Damit ist der Machtkampf zwischen Fifa und polnischem Verband eskaliert. Auslöser war die Entscheidung des Sportministers Miroslaw Drzewiecki, die Verbandsführung um Präsident Michal Listkiewicz abzusetzen. Grund waren, so erklärt der Minister, "zahlreiche Unregelmäßigkeiten". Gemeint ist ein Korruptionsskandal im Fußball. Dutzende Vereine sind darin verwickelt, und es wird vermutet, dass mehrere hundert Spieler, Trainer und Funktionäre gegen große Geldsummen Begegnungen verschoben.

Angesichts der Ausmaße des Skandals schaltete sich sogar Innenminister Schetyna vor einigen Wochen ein. Er forderte damals den Rücktritt des sehr umstrittenen Listkiewicz. Davon wollte der Fußballboss aber nichts wissen.

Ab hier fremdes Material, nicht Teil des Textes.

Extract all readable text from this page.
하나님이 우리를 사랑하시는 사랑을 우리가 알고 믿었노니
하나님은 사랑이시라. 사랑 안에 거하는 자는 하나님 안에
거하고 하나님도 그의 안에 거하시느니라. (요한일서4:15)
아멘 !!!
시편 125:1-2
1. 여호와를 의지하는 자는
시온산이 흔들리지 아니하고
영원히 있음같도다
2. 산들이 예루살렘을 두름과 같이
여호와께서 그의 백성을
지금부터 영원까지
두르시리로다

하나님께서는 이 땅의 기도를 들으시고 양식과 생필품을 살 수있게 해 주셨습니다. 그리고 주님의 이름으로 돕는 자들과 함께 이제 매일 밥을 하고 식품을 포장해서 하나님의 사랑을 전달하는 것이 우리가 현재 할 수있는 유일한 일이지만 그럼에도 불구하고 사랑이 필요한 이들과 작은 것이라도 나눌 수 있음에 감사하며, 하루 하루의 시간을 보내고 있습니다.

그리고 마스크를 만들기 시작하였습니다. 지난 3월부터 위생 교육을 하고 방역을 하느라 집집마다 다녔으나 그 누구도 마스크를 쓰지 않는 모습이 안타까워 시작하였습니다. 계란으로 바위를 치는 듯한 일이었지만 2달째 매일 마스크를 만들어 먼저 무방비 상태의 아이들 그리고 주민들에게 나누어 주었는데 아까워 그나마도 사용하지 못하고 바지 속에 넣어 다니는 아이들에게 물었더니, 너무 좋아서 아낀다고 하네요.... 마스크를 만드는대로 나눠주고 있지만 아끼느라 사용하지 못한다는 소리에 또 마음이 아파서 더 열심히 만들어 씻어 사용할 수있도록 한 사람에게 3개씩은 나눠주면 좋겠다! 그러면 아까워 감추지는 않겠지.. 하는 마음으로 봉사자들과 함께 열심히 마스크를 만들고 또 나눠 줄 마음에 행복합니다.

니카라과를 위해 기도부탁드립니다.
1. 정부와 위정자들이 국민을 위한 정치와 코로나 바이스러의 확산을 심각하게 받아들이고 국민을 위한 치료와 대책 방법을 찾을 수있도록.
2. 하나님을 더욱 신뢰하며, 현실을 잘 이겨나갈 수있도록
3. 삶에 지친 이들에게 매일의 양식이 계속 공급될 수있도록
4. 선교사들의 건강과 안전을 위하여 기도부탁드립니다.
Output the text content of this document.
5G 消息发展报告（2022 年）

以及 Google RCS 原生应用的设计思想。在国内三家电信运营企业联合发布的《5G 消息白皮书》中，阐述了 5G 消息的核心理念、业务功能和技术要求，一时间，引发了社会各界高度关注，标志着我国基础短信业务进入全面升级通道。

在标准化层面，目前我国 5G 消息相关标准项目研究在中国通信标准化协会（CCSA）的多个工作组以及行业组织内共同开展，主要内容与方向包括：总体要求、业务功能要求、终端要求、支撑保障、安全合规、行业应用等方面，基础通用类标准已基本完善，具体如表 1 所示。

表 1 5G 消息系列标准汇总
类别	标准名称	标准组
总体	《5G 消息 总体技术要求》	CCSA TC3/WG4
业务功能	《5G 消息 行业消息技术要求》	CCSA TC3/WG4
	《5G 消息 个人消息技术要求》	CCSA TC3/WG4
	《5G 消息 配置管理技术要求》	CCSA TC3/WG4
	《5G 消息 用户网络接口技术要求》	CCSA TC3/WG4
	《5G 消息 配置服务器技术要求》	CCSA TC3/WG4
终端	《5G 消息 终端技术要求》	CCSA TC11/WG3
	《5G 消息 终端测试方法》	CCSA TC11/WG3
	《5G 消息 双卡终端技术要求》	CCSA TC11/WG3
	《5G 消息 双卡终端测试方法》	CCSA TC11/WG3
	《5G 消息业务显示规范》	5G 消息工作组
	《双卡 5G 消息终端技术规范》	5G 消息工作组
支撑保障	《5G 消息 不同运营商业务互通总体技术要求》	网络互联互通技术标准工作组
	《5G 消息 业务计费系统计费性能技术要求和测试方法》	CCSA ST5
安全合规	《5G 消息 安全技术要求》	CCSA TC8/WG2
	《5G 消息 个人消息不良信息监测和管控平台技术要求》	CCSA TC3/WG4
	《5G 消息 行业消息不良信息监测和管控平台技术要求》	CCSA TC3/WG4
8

Aber auch in der Folgezeit profilierte sich der Verbandspräsident nicht gerade als großer Kämpfer gegen die Korruption - was ihn nun, vorerst, den Job kostete.

Diesen Handstreich der polnischen Politiker sieht die Fifa allerdings als Angriff auf die Autonomie des Fußballs. "Wir akzeptieren den Eingriff in die Verbandshoheit nicht. Für uns ist die gewählte Führung um Präsident Michal Listkiewicz weiterhin der Ansprechpartner", erklärte Sepp Blatter. Bereits im Jahr 2007 war Polen einem Ausschluss vom Weltverband knapp entgangen. Damals hatte die Regierung die Geschäftsführung des nationalen Verbandes wegen des Korruptionsskandals ebenfalls entlassen, dann aber auf Druck der Fifa wieder eingesetzt. Dieses Mal aber scheinen Polens Korruptionsbekämpfer zum Äußersten entschlossen.

Wegen des Fifa-Ultimatums will Sportminister Drzewiecki in die Schweiz reisen, um dort den Mächtigen des Weltfußballs die Lage zu erläutern. Der Politiker weiß, dass für Polen viel auf dem Spiel steht. Wegen des Chaos ist nicht nur die Teilnahme an der WM 2010 gefährdet. Polen und die Ukraine könnten auch die Europameisterschaft 2012 verlieren.